When Jason Steinberg tutored foreign students at an Ohio college, he noticed that Americans and students from overseas spent little time together. He thought the young adults needed an environment that would encourage them to talk while working toward a common goal.
So when he came to Erie last year to work at Gannon University, he pitched his idea for a campus coffee shop that would employ students from the U.S. and abroad. Steinberg, the associate director of Gannon's international student office, already had 30 students volunteer to sell coffee outside of his office for 50 cents a cup, so there was clearly a demand.
This spring Steinberg and Kurt Hersch, director of Gannon's entrepreneurship program, guided three students in an independent study with the goal of developing a business plan for the coffee shop, which they named the One Green World Café.

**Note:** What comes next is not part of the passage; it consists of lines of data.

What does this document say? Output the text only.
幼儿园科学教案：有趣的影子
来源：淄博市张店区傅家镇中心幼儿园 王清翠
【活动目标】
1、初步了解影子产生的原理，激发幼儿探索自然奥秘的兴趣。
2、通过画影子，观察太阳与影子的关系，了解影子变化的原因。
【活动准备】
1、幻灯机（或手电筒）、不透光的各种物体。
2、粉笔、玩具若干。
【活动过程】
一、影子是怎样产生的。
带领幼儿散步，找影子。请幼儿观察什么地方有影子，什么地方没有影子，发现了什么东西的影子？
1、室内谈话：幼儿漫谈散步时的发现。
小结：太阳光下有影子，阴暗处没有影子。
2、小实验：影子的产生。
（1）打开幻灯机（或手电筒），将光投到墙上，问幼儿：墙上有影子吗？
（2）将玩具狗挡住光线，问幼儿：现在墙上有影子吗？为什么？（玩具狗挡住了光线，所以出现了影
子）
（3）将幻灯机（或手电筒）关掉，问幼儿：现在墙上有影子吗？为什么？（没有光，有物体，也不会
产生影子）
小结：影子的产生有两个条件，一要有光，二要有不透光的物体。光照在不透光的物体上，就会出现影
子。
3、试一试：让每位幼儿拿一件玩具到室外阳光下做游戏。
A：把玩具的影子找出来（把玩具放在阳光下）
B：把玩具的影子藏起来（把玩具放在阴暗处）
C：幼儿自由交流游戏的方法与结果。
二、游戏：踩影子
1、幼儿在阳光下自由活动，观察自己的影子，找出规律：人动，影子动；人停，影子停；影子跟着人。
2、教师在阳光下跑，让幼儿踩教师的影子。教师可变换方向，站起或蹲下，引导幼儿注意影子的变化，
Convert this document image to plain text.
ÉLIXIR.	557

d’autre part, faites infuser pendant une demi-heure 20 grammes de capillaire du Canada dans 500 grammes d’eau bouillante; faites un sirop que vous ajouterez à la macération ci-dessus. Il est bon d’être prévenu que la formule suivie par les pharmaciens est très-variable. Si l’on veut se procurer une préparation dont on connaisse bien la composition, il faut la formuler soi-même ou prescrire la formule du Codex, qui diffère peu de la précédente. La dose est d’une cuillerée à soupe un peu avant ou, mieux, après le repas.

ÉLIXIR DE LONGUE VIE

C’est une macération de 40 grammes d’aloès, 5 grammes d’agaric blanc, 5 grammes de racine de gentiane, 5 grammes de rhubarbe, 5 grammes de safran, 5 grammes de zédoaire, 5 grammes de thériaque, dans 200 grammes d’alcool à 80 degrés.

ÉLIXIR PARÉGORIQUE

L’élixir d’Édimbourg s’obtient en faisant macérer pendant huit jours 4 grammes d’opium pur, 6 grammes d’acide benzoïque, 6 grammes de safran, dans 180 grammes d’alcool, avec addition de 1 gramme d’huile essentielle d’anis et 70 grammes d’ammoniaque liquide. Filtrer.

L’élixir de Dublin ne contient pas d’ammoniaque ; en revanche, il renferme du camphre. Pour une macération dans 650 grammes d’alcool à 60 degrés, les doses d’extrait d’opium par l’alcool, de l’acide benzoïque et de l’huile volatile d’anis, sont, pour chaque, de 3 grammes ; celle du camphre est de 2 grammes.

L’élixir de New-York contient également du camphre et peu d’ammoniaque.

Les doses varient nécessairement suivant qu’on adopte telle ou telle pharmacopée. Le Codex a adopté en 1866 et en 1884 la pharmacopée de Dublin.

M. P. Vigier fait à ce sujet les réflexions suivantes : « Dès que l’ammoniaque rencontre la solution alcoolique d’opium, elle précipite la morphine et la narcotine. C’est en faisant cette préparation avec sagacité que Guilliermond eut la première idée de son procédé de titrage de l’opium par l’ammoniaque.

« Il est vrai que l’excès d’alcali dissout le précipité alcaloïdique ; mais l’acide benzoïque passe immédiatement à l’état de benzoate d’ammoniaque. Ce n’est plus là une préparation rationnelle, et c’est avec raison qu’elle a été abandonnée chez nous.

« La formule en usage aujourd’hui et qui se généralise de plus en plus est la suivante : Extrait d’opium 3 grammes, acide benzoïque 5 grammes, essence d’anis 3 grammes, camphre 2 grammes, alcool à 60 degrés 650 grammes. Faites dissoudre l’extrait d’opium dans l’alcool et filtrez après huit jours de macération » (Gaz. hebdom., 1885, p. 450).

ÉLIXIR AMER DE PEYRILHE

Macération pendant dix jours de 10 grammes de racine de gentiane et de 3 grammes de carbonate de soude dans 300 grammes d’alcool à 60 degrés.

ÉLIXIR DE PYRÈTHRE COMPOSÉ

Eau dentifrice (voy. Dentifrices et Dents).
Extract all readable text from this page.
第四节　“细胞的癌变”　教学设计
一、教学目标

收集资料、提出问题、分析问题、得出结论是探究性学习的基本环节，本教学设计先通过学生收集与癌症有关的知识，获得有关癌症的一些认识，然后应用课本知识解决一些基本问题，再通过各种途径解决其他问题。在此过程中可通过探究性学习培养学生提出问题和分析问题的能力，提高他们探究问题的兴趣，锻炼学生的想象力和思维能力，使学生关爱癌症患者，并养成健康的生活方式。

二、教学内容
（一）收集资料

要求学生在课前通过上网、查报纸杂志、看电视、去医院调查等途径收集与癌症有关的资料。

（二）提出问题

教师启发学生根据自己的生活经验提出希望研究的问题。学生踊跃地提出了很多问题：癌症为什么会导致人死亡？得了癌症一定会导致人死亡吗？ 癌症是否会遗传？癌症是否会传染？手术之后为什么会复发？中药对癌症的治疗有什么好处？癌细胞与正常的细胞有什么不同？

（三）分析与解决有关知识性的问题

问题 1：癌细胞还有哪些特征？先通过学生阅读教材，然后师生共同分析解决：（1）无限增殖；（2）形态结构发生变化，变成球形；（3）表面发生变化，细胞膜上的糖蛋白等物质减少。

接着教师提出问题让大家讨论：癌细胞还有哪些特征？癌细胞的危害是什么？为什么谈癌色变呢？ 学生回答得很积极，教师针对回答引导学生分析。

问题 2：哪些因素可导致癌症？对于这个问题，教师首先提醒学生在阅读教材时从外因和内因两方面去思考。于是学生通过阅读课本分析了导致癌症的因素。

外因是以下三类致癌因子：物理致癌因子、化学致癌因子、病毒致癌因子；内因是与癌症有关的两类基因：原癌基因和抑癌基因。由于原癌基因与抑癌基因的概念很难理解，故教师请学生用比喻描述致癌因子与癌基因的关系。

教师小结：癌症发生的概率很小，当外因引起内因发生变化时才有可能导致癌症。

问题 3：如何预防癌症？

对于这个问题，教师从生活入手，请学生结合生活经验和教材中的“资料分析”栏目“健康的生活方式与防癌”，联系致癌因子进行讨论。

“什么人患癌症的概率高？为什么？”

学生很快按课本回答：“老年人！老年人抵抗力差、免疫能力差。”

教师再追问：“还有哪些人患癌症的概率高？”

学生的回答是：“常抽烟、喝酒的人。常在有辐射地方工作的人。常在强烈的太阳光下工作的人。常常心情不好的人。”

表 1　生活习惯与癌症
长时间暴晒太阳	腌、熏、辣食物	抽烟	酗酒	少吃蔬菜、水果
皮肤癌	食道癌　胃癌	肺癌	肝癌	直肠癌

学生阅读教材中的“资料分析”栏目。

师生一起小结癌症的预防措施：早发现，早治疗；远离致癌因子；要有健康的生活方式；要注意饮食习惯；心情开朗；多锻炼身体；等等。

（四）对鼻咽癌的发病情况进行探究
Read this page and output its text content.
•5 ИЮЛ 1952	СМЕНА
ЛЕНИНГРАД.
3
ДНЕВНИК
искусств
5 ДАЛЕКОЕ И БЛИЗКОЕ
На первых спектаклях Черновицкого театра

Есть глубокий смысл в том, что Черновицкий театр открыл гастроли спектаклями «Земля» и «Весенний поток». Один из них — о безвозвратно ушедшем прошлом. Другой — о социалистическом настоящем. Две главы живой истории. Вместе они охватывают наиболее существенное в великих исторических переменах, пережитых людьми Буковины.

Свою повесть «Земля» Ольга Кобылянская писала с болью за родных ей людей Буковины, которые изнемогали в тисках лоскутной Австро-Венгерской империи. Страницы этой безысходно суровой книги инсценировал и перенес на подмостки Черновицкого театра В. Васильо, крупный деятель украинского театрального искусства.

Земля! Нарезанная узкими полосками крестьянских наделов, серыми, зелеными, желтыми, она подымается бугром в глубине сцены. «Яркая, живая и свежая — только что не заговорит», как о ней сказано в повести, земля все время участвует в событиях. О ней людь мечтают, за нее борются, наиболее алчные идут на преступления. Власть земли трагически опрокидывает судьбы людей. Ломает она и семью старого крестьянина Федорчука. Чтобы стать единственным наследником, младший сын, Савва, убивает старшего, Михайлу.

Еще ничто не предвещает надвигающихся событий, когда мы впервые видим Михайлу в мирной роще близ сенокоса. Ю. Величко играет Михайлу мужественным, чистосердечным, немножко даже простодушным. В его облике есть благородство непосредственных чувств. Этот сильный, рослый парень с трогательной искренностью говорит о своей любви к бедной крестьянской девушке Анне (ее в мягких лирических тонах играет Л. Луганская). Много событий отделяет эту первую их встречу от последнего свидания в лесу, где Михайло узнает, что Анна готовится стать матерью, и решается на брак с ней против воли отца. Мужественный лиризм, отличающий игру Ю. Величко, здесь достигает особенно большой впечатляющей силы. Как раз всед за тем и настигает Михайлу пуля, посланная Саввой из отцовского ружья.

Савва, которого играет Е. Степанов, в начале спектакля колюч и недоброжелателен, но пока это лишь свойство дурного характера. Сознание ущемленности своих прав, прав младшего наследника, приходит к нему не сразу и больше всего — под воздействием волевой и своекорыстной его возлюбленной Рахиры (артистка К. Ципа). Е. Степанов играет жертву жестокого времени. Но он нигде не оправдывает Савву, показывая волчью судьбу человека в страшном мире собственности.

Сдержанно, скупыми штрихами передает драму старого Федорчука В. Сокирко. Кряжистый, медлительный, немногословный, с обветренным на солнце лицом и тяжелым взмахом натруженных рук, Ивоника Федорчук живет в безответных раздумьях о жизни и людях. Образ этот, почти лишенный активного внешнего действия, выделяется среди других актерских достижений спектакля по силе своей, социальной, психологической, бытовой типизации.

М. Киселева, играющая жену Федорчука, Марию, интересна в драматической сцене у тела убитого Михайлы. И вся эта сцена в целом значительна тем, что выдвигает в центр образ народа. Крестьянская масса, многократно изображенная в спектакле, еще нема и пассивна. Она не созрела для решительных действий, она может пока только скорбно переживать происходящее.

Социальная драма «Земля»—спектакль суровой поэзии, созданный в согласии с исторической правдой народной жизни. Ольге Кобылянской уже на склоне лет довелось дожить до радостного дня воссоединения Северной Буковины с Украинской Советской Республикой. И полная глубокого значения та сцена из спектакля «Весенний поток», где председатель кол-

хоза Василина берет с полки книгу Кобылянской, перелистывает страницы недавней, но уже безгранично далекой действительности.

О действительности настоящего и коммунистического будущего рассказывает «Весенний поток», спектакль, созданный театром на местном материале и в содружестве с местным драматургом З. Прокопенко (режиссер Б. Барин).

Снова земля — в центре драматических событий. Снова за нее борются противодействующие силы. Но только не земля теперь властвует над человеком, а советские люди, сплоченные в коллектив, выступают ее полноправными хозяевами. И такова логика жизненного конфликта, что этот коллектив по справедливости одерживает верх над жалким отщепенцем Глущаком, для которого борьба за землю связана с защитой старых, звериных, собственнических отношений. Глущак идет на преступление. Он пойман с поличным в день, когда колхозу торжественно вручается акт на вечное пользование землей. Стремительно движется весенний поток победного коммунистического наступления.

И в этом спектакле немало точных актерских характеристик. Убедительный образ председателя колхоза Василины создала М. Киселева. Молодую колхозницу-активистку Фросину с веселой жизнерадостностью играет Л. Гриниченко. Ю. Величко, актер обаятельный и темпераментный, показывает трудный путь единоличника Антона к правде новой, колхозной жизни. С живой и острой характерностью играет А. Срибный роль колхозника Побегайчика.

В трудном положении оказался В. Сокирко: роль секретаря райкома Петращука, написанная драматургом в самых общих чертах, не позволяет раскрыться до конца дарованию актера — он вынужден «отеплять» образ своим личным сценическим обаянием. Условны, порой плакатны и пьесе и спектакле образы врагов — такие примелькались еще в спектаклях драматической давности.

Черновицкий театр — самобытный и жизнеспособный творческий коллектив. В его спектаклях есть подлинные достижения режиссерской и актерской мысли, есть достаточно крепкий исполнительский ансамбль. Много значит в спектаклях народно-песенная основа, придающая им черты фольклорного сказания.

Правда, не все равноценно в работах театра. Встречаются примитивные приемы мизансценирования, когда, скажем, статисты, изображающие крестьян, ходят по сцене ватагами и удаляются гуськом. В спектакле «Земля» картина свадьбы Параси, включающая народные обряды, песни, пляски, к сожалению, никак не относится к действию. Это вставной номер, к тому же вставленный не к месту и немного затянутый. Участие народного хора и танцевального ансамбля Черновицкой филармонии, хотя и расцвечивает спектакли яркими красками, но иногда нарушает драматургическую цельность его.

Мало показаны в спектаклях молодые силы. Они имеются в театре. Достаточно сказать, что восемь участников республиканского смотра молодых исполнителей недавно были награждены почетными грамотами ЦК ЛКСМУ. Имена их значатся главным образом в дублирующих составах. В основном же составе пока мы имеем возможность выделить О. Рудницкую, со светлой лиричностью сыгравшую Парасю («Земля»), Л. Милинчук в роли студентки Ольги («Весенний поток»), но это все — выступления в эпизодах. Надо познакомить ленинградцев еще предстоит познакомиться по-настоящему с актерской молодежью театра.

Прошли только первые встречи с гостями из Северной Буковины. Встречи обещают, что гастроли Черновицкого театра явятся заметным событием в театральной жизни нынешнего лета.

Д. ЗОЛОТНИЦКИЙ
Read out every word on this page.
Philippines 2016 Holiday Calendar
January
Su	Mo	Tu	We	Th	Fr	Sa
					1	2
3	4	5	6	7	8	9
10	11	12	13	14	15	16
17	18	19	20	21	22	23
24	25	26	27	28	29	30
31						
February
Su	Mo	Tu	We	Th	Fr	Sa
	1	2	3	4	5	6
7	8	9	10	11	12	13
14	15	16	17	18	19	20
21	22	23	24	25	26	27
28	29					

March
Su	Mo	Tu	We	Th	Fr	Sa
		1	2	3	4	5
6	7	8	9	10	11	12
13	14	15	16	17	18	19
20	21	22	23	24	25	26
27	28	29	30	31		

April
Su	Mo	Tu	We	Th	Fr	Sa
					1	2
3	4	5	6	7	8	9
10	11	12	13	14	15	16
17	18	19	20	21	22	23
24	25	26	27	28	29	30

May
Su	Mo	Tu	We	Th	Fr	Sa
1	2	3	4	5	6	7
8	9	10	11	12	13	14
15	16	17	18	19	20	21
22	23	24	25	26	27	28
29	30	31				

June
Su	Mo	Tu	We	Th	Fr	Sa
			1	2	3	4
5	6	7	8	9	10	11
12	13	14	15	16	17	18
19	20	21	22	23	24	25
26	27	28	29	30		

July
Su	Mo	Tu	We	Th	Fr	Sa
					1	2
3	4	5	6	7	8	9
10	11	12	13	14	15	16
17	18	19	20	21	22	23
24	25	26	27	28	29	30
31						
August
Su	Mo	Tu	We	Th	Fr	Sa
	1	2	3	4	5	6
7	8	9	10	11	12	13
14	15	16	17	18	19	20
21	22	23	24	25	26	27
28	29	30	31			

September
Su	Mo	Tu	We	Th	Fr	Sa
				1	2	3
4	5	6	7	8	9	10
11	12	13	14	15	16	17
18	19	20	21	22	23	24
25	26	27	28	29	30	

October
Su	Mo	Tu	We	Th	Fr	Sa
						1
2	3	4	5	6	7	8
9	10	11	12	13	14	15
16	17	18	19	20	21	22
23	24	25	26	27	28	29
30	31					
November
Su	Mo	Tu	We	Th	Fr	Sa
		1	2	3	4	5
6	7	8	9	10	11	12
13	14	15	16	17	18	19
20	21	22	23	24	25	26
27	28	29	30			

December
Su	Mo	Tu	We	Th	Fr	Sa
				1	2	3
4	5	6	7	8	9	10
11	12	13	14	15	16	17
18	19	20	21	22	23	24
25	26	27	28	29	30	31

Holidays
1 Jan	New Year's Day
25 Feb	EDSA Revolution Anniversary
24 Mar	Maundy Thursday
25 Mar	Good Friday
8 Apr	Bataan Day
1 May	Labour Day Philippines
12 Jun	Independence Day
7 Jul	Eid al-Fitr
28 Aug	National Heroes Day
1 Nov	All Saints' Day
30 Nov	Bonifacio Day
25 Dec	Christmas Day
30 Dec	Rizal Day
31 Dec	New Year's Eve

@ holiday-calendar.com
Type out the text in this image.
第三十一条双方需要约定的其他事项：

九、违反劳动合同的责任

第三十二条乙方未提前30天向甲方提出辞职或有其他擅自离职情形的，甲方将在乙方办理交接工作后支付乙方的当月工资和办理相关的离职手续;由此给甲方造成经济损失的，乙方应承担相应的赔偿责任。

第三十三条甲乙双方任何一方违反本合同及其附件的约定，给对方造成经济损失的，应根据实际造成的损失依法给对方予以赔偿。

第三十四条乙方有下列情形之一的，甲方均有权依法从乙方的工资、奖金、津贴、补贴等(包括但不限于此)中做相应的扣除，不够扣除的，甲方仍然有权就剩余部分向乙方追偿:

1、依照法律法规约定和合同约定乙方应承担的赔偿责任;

They secured space in an old bar the college purchased because of its location near the school's dorms. It cost about $120,000 to transform the bar, with $15,000 coming from student organizations. The university loaned the rest of the money.
The café serves fairly traded coffee and internationally inspired food made by an Erie charity that assists refugees who have resettled locally. Steinberg reclaimed discarded campus furniture for the coffee shop, which opened last week.
The plan is for the One Green World Café to be a self-sustaining, student-run business. At least two students – ideally one American and one from abroad – will work there at a time. “They work together. They interact,” Hersch says. “Then maybe both sets of friends will start interacting.”